TomorrowToday has promised to help you start the journey towards being future fit – to becoming an adaptive leader. Being merely a ‘good leader’ will not suffice when it comes to meeting the challenge of the future. You will need to be a great leader and a ‘great leader’ is someone who understanding and practices adaptive leadership. This is part of a ‘boot camp’ through which we help you begin the journey of becoming future fit; we help you in the process of becoming an adaptive leader. Each ‘session’ is designed around a thought-bullet (Head) and an action point (Hand) – something to think about and something to try out. We have promised to keep the ‘head’ part to under a minute and the practical part (hand)…well, that is up to you.
Rahul Dravid is one of the best cricketers ever to have played for India. Dravid played in 164 test matches, scoring 13288 runs at an average of 52.3. His ODI (One Day International) record is equally impressive in that he scored 10788 runs at an average of 39 over 341 matches. His career spanned from 1996 – 2012 and he was part of a golden era in the great nation’s cricket history. The story about Dravid is that even when at the peak of his career he would always seek advice from legends of the game as to how he could improve on his own game. Whenever India toured he would contact former players who themselves had made a mark in the game and look to spend time with them learning from them and having deep conversations about the game he loved and was so talented at playing. He never stopped learning; he never thought he was above learning something new – something that would make him better. Senior leaders could learn from Dravid’s attitude and adaptive leaders know that on-going learning is the lifeblood of their leadership practice.
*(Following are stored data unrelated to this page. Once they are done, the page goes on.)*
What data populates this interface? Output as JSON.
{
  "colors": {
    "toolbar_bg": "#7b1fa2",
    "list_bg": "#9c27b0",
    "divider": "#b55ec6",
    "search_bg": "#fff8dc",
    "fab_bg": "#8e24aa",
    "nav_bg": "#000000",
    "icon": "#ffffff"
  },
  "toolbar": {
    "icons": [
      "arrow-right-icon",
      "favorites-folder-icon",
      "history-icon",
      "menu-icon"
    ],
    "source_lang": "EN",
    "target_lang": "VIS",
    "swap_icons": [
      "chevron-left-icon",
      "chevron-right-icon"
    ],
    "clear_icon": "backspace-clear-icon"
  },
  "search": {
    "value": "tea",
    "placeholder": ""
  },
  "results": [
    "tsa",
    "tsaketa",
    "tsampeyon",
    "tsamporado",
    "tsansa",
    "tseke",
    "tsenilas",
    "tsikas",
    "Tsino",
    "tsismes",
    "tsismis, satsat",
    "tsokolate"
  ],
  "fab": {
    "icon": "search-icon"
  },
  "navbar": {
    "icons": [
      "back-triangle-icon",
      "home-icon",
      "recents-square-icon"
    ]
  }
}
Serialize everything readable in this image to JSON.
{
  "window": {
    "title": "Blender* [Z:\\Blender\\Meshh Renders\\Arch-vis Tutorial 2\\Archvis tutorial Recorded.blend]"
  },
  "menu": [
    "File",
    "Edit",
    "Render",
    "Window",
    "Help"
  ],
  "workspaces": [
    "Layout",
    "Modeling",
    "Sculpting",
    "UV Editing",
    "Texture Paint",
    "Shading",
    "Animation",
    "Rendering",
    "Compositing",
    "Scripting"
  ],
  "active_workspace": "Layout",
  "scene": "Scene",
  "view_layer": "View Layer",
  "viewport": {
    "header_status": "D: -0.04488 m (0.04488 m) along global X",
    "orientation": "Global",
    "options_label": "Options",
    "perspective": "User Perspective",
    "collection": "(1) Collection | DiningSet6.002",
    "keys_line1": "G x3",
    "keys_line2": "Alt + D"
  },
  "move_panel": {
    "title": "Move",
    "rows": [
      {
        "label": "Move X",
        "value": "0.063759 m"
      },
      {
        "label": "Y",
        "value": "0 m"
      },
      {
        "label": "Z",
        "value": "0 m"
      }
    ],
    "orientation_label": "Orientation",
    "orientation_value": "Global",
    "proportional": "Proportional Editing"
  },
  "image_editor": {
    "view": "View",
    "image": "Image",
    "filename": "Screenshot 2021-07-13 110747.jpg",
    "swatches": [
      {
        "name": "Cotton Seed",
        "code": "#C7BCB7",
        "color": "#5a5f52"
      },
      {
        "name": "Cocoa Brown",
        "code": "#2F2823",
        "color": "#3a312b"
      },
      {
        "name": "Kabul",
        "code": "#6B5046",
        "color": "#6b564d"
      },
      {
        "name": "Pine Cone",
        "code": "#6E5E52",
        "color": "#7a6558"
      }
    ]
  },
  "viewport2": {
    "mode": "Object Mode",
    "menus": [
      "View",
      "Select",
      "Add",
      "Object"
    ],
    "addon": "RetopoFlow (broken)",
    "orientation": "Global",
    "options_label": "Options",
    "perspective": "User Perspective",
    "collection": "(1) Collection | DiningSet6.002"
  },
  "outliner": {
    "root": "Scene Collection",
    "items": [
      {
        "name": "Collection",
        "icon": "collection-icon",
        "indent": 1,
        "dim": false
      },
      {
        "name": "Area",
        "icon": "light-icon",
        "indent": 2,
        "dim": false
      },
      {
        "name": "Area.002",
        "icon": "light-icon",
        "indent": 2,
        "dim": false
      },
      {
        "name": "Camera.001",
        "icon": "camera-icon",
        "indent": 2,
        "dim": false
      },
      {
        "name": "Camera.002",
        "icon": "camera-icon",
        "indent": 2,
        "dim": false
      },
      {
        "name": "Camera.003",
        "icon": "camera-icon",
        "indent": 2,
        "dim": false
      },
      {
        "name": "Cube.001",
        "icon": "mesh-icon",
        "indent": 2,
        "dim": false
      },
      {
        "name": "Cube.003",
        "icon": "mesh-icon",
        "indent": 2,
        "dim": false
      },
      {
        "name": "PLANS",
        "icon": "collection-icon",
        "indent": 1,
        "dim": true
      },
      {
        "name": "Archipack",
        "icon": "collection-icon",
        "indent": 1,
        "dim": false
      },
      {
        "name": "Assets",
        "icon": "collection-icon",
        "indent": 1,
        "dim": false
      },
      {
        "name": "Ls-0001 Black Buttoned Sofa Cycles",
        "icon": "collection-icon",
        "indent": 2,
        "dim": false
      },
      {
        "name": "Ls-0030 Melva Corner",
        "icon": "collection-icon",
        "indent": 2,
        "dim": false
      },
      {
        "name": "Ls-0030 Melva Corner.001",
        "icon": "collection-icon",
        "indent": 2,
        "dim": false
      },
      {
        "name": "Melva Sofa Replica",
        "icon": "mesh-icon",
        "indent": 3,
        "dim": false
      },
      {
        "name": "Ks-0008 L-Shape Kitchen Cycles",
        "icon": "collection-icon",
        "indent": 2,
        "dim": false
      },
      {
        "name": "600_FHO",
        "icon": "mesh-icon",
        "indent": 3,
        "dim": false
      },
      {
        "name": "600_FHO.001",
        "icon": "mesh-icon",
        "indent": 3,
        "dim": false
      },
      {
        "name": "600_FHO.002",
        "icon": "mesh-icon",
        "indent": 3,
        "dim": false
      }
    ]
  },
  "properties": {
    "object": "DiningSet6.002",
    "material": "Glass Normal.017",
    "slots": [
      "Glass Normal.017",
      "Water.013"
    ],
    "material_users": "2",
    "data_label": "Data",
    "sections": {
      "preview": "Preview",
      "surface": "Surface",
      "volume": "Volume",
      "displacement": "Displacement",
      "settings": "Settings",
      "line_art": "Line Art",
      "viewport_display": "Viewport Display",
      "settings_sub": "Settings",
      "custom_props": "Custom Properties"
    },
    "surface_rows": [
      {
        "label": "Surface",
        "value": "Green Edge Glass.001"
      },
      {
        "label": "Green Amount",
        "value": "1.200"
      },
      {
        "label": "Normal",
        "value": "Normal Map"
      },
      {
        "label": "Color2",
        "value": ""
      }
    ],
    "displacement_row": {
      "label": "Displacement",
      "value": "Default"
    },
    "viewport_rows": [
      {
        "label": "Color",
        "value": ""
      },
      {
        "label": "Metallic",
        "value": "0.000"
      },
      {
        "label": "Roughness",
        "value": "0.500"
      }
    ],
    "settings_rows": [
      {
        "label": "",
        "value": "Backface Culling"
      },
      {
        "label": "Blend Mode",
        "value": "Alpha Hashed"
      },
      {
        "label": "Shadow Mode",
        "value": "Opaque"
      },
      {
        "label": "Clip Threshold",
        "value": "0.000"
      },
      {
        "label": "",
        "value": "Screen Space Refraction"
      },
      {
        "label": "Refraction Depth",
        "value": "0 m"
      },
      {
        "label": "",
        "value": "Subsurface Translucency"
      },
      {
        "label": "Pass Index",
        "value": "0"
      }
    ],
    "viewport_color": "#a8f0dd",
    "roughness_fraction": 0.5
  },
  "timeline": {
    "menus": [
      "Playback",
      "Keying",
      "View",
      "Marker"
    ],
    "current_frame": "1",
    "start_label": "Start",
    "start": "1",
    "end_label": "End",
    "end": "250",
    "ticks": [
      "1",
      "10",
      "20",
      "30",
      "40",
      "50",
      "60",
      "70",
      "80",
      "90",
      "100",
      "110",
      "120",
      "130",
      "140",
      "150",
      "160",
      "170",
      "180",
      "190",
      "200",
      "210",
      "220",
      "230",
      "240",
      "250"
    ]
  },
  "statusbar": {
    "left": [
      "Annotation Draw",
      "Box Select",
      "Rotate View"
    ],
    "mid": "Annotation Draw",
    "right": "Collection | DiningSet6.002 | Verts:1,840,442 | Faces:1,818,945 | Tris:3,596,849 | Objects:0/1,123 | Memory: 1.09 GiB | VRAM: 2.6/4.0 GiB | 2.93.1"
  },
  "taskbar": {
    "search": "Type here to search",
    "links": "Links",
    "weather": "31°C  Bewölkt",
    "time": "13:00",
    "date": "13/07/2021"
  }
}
Think of two people who have been in similar positions to that in which you currently find yourself. Two people you admire because their own leadership style and influence. Think of what it is specifically that you admire about them as this will serve to direct your conversation. Contact them and ask if you could meet them for lunch or simply have a conversation with them about their perspective on leadership. – and in particular, about the quality or characteristic that you have identified in them. This might be hard to do but seldom will someone refuse such a request. It will time well invested and will perhaps start something that you will find gets easier and more natural, and will become a leadership habit in much the same way it was for Dravid. Just a tip: keep a small journal of such meetings and the advice you receive. I don’t think you’ll ever regret the effort this takes and the time invested. You are never too good a leader that can’t learn from others. Adaptive leaders intentionally incorporate such habits into their leadership practice and routine.